Your spring break reading list

 

Whether you’re spending spring break at home or on the road, this week free of school is the perfect time to pick up a book again. The following books reflect the spirit of spring in theme, aesthetic or storyline.

 

To All the Boys I’ve Loved Before” by Jenny Han follows 16-year-old Lara Jean Covey and the drama that ensues when the love letters she’s written to all the boys she’s loved, are accidentally mailed to them. While the Netflix movies were tolerable adaptations, the book trilogy is bursting with humor, loveable characters and a lighthearted, girly aesthetic that was not fully conveyed on screen. Even though this is classified as a romance book, it reads as a coming-of-age tale as spunky Lara Jean comes into her own. 

“Anne of Green Gables” by L.M. Montgomery. While this classic could be considered a middle-grade, something about wholesome books in spring just feels right. Set in the late 1870s, “Anne of Green Gables” tells the tale of the frivolous but good-natured orphan Anne Shirley as she gets adopted and adjusts to her new life in picturesque Prince Edwards Island. This slice-of-life tale covers years of Anne’s adolescence and provides an escape to a charming time of puffed sleeves and raspberry cordial.

“Are You Experienced?” by Jordan Sonnenblick. In “Are You Experienced?,” modern teenager and guitar fanatic Rich travels back in time to attend the 1969 Woodstock festival with his teenaged dad and uncle. This book has a level of suspense as Rich is on a mission to save the uncle he never knew from his impending drug overdose and death, without revealing his true identity. Though Woodstock took place in August, something about thousands of teenagers gathering on a farm in upstate New York to bask in music, nature and flower power seems like an idyllic (or at least memorable) spring vacation. 

Circe” by Madeline Miller is a contemporary epic that fleshes out the story of Circe, the witch in Homer’s “Odyssey” who turned men into pigs. We follow centuries of Circe’s life, from her early years as an unappreciated and belittled nymph, to her banishment on a solitary island where her affinity for witchcraft truly blossoms. The witchy garden scenes give “Circe” a springtime feel. This book is lingering in pace, but is satisfying in its themes of self-discovery and exploration. Classics lovers will appreciate the appearances from Prometheus, Daedalus, Odysseus, Penelope and more.  

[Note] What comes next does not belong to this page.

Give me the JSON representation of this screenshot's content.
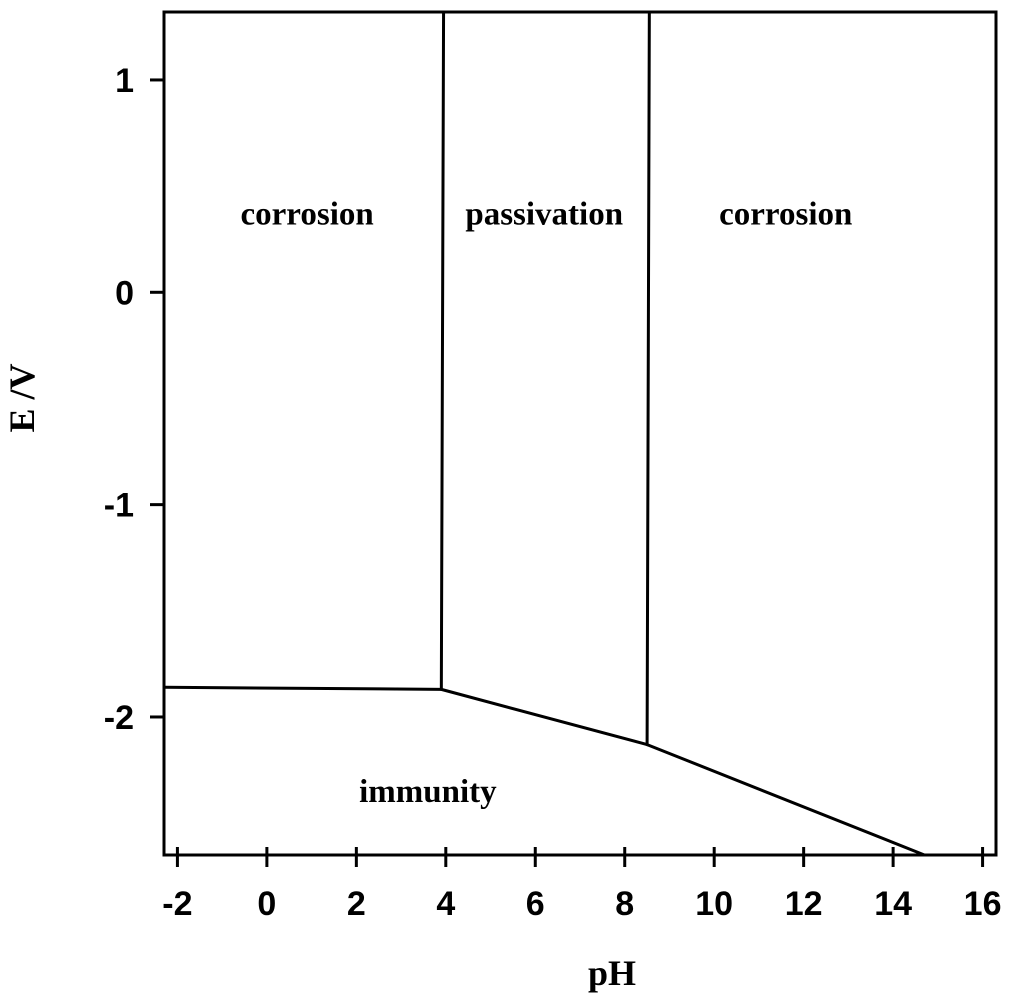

“The Goose Girl” by Shannon Hale is a folktale retelling set in the fictional land of Bayern. In this book, 16-year-old Crown Princess Ani is stunned when she learns, upon her father’s death, that she will not ascend the throne. Ani is instead sent away to marry into a neighboring royal family. After a mutiny on her journey, Ani is left stranded and has to fight for her life and rightful identity as princess. This book’s classic fairytale elements of adventure, romance and magic make for a light-hearted but engaging book fitting for spring as Ani tries to prove her identity.

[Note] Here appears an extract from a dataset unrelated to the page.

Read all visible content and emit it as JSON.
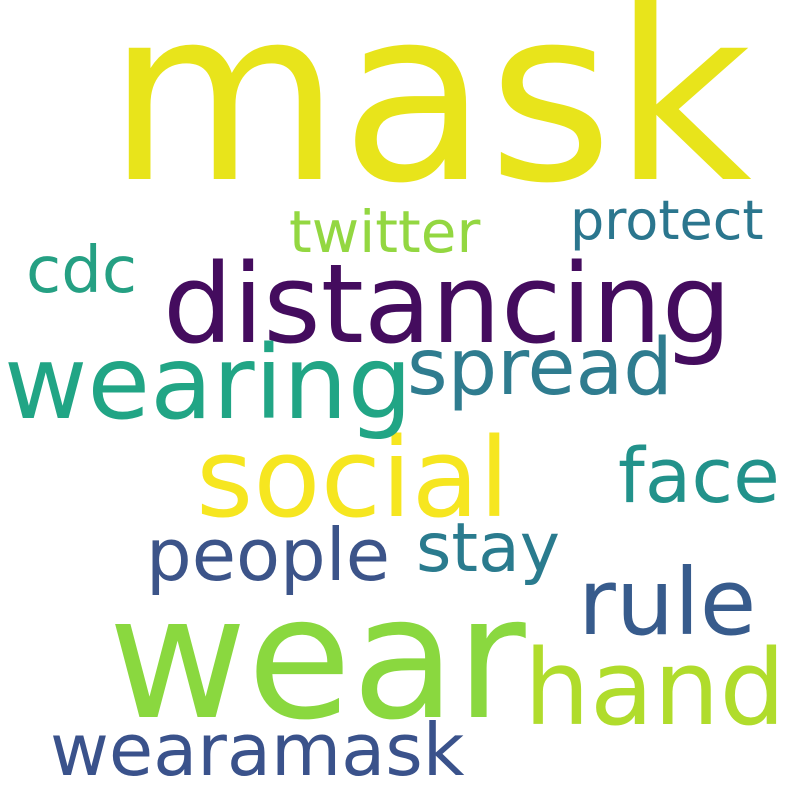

“Six of Crows” by Leigh Bardugo. “Six of Crows” is if Rick Riordan’s “The Heroes of Olympus” and “Ocean’s Eleven” came together in a young adult book. Set in the fictional city of Ketterdam, “Six of Crows” features a band of teenage criminals as they try to pull off a deadly heist. This book is fresh and surprising for the YA genre and perfect for a vicarious adventure to get you through the hours at home or a drive through mundane landscapes. 

“Alice’s Adventures in Wonderland’‘ by Lewis Carroll. Though classified as a children’s book, this quirky classic and its air of whimsy screams spring. “Alice’s Adventures in Wonderland” tells the tale of what was a normal day for Alice until she fell “down, down, down” a rabbit hole. As Alice journeys through Wonderland, the reader also experiences a welcome hypnosis at the nonsensical creatures and people Alice encounters.

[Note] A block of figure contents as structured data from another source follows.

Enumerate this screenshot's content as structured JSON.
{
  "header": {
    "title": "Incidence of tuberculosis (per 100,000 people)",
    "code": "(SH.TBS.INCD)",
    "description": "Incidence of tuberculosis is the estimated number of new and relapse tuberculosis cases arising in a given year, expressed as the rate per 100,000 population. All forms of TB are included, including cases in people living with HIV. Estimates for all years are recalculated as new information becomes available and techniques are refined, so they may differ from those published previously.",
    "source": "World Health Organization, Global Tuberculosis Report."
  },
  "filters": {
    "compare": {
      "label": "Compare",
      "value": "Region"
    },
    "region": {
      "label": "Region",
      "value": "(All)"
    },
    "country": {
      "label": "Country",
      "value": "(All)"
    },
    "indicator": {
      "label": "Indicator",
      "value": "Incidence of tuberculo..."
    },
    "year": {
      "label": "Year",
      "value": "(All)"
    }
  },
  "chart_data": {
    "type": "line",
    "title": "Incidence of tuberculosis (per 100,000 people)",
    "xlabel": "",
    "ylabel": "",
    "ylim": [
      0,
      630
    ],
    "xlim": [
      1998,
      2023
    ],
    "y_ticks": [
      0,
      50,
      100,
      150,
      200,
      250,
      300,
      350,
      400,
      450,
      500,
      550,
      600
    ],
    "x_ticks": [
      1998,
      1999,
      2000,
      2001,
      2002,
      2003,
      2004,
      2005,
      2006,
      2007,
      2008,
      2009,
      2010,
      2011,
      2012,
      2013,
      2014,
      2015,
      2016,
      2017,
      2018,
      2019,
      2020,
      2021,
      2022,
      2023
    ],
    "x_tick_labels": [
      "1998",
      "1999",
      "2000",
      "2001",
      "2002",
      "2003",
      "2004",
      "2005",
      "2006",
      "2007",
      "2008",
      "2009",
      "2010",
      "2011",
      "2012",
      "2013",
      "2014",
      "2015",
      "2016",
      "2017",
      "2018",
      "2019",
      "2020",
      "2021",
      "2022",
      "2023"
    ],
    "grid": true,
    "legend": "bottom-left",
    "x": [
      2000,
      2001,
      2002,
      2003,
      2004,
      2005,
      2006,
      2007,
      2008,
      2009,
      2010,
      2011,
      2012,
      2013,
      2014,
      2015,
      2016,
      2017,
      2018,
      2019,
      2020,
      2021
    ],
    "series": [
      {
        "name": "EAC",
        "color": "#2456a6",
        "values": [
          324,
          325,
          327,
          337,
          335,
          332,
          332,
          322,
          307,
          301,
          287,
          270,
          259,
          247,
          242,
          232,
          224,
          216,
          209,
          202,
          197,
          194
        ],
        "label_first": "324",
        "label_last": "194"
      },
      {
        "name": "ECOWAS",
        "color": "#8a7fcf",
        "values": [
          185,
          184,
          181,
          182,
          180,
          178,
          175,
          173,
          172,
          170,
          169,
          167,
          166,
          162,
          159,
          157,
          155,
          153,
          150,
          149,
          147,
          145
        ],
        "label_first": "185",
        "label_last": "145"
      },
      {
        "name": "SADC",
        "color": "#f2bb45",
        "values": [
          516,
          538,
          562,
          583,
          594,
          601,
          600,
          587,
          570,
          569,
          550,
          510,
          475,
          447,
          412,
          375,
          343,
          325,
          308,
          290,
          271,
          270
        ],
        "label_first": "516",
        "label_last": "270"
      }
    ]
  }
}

“Educated” by Tara Westover. In her memoir, Westover tells the story of her survivalist family of nine, headed by her zealous, conspiracy-theorist father. Westover and her siblings didn’t go to places of “government brainwashing,” like school or the doctor’s office. Westover’s outdoorsy, dangerous upbringing in rural Idaho makes for a wild story. From her rough background, Westover makes her way through some of the world’s most prestigious universities even though she’d never stepped in a classroom prior. While “Educated” is somber in its conclusion, its themes of rebirth and promise reflect the sweetest parts of spring.